Wildlife & Biodiversity

Is the world hurtling towards an ‘Insect Apocalypse’?

New study warns that more than 40 per cent of insect species are declining and a third are endangered

 
By DTE Staff
Published: Monday 11 February 2019

Humanity is heading towards a catastrophe as insect numbers across the world plummet and could be gone in entirety by the next century, according to a new study.

Worldwide decline of the entomofauna: A review of its drivers’ has been written by Francisco Sanchez-Bayo at the University of Sydney, Australia, and Kris Wyckhuys at the China Academy of Agricultural Sciences in Beijing. It has been published in the journal, Biological Conservation.

The researchers, who reviewed 73 long-term surveys of insects published in the past 40 years, found that over 40 per cent of insect species could go extinct in the next few decades, with butterflies, bees and dung beetles most affected.

Insects’ rate of extinction is eight times faster than that of mammals, birds and reptiles, says the study. It is 2.5 per cent a year, according to the data available. This, say the researchers, suggests that insects could vanish within a century.

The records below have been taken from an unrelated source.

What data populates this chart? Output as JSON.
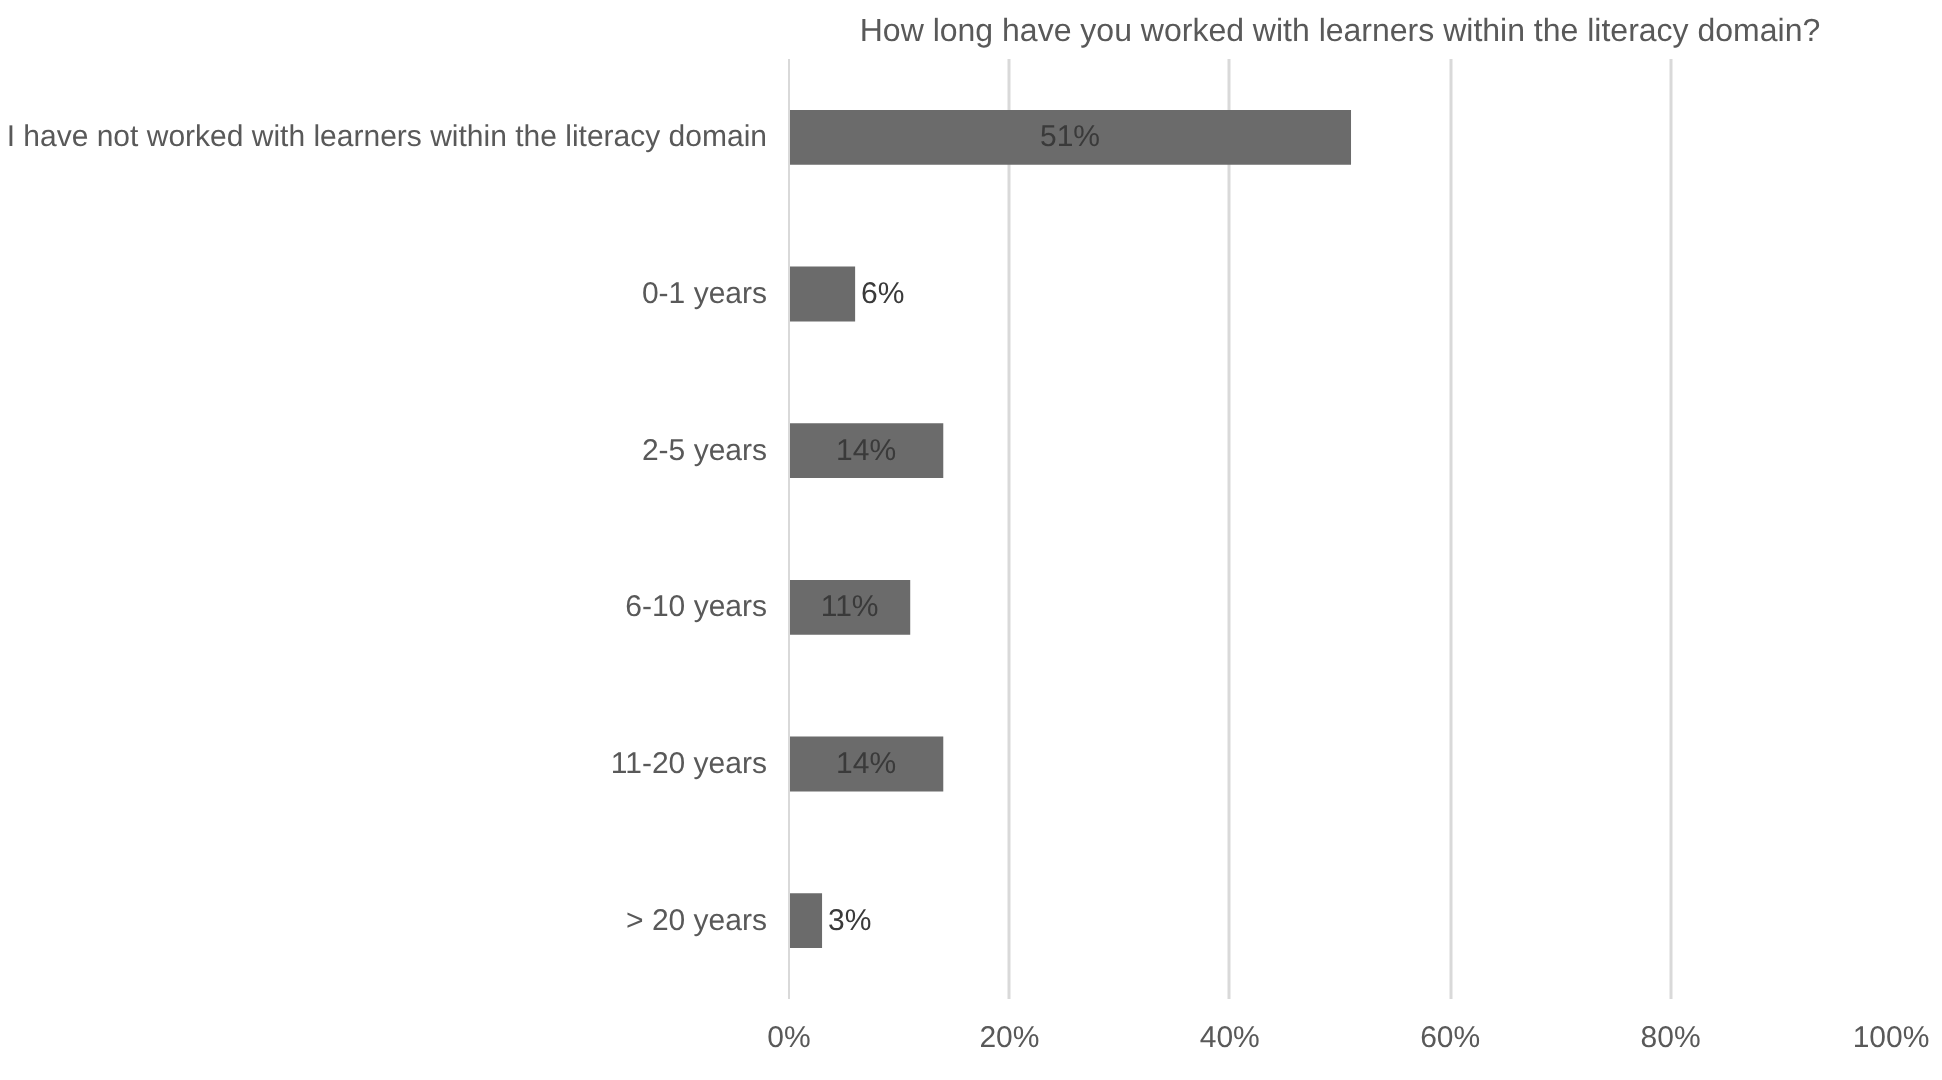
{
  "chart_data": {
    "type": "bar",
    "orientation": "horizontal",
    "title": "How long have you worked with learners within the literacy domain?",
    "categories": [
      "I have not worked with learners within the literacy domain",
      "0-1 years",
      "2-5 years",
      "6-10 years",
      "11-20 years",
      "> 20 years"
    ],
    "values": [
      51,
      6,
      14,
      11,
      14,
      3
    ],
    "value_labels": [
      "51%",
      "6%",
      "14%",
      "11%",
      "14%",
      "3%"
    ],
    "color": "#6b6b6b",
    "xlim": [
      0,
      100
    ],
    "xticks": [
      {
        "value": 0,
        "label": "0%"
      },
      {
        "value": 20,
        "label": "20%"
      },
      {
        "value": 40,
        "label": "40%"
      },
      {
        "value": 60,
        "label": "60%"
      },
      {
        "value": 80,
        "label": "80%"
      },
      {
        "value": 100,
        "label": "100%"
      }
    ],
    "grid": "x"
  }
}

The main causes for the decline, they say, is habitat loss, pollution from  pesticides and fertilisers used on farms, as well as emissions from factories and cities, parasites and diseases, and climate change.

“Unless we change our ways of producing food, insects as a whole will go down the path of extinction in a few decades,” write the researchers. “The repercussions this will have for the planet’s ecosystems are catastrophic to say the least.”

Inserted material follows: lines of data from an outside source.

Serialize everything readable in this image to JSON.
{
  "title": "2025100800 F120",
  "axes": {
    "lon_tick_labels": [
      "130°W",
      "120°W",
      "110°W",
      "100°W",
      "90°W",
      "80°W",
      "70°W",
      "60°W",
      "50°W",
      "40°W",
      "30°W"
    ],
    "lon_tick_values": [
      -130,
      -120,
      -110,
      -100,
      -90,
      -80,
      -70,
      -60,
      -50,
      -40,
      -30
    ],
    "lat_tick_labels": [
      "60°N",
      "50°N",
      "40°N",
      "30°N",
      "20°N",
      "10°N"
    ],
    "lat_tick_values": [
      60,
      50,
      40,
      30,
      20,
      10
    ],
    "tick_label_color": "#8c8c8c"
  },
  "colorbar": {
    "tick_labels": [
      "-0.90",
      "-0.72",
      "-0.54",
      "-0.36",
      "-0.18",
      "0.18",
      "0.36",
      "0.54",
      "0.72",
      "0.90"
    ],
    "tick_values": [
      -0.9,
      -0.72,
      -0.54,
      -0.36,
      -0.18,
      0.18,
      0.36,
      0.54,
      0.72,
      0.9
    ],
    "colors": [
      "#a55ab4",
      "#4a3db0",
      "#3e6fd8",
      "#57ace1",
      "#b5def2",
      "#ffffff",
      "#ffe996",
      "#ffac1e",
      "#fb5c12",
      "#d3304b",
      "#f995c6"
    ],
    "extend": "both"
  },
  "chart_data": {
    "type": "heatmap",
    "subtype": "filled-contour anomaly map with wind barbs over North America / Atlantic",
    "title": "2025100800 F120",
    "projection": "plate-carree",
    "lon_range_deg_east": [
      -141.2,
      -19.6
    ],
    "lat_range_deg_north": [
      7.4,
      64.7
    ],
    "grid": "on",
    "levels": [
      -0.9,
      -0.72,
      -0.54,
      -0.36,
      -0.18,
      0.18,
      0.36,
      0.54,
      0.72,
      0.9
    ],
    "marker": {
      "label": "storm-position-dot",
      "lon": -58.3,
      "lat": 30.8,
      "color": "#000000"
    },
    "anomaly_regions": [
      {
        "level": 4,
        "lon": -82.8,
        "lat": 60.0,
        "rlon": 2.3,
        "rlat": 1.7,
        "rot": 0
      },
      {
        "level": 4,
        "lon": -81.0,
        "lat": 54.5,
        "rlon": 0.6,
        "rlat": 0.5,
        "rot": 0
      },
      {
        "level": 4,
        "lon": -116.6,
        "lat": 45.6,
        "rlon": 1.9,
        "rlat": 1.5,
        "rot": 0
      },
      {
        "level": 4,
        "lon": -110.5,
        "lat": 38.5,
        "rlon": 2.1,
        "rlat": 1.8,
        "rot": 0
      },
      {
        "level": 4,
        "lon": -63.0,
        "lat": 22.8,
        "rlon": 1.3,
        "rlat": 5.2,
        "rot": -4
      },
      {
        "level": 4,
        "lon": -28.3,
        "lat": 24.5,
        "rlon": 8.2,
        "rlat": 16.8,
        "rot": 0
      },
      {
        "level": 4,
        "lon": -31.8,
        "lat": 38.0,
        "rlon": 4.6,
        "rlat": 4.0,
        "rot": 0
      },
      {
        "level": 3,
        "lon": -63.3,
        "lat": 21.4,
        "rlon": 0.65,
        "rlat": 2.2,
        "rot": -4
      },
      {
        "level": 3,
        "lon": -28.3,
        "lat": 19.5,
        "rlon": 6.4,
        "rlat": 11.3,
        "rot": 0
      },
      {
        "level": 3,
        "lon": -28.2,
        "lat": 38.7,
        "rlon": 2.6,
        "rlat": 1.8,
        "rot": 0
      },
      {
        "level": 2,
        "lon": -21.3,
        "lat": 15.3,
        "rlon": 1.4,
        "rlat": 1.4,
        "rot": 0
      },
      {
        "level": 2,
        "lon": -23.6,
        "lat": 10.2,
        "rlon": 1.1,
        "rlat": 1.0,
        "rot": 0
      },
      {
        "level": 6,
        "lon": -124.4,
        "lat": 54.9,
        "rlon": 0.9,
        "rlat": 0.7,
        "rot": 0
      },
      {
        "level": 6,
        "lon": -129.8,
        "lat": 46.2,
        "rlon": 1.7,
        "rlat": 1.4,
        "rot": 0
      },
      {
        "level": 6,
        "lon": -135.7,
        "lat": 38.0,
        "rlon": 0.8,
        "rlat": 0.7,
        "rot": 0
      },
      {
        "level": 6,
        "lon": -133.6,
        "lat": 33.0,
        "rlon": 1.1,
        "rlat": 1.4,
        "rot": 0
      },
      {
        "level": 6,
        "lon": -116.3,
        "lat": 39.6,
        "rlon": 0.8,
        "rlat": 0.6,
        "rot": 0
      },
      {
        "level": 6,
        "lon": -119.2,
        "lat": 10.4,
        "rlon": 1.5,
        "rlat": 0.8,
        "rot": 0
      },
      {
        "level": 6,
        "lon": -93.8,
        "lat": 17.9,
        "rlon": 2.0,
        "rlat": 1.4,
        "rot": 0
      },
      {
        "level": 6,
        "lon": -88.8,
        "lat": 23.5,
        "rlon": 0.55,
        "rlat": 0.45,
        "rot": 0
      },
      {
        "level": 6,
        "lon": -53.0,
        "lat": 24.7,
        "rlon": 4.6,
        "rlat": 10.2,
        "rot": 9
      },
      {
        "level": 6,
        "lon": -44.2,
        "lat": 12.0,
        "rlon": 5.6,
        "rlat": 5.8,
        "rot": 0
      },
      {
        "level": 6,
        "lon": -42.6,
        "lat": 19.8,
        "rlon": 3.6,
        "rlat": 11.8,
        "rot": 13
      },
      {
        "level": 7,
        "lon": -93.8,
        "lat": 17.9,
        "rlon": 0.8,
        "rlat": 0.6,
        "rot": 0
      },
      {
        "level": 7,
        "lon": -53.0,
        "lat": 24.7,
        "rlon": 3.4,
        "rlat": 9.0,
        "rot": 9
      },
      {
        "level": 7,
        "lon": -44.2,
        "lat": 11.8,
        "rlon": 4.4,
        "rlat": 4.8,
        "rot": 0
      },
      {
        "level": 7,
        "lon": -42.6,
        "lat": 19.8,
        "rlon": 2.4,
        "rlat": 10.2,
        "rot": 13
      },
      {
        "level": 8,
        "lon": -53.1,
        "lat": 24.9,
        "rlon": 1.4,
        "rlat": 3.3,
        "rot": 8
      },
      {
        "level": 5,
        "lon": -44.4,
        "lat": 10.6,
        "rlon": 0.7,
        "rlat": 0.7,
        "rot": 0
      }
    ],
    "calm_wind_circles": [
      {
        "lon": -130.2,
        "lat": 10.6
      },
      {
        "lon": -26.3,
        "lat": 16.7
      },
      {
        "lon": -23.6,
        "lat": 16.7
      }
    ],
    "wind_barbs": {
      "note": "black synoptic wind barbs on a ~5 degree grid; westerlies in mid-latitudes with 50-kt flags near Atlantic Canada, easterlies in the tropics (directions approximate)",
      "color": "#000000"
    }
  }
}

That is because insects are the most varied and abundant animals on earth. There are 17 times as many insects as humans. They are essential for the proper functioning of all ecosystems, as food for other creatures, pollinators and recyclers of nutrients.

However, some scientists have raised doubts over the study. Ecologist Georgina Mace of University College London, told the New Scientist while the study had been presented as a global study, almost all of the 73 studies reviewed were done in Europe and the US. There was just one study each from Brazil and South Africa for the continents of South America and Africa.

“So for huge parts of the planet, we simply do not know how insects are faring,” she remarked.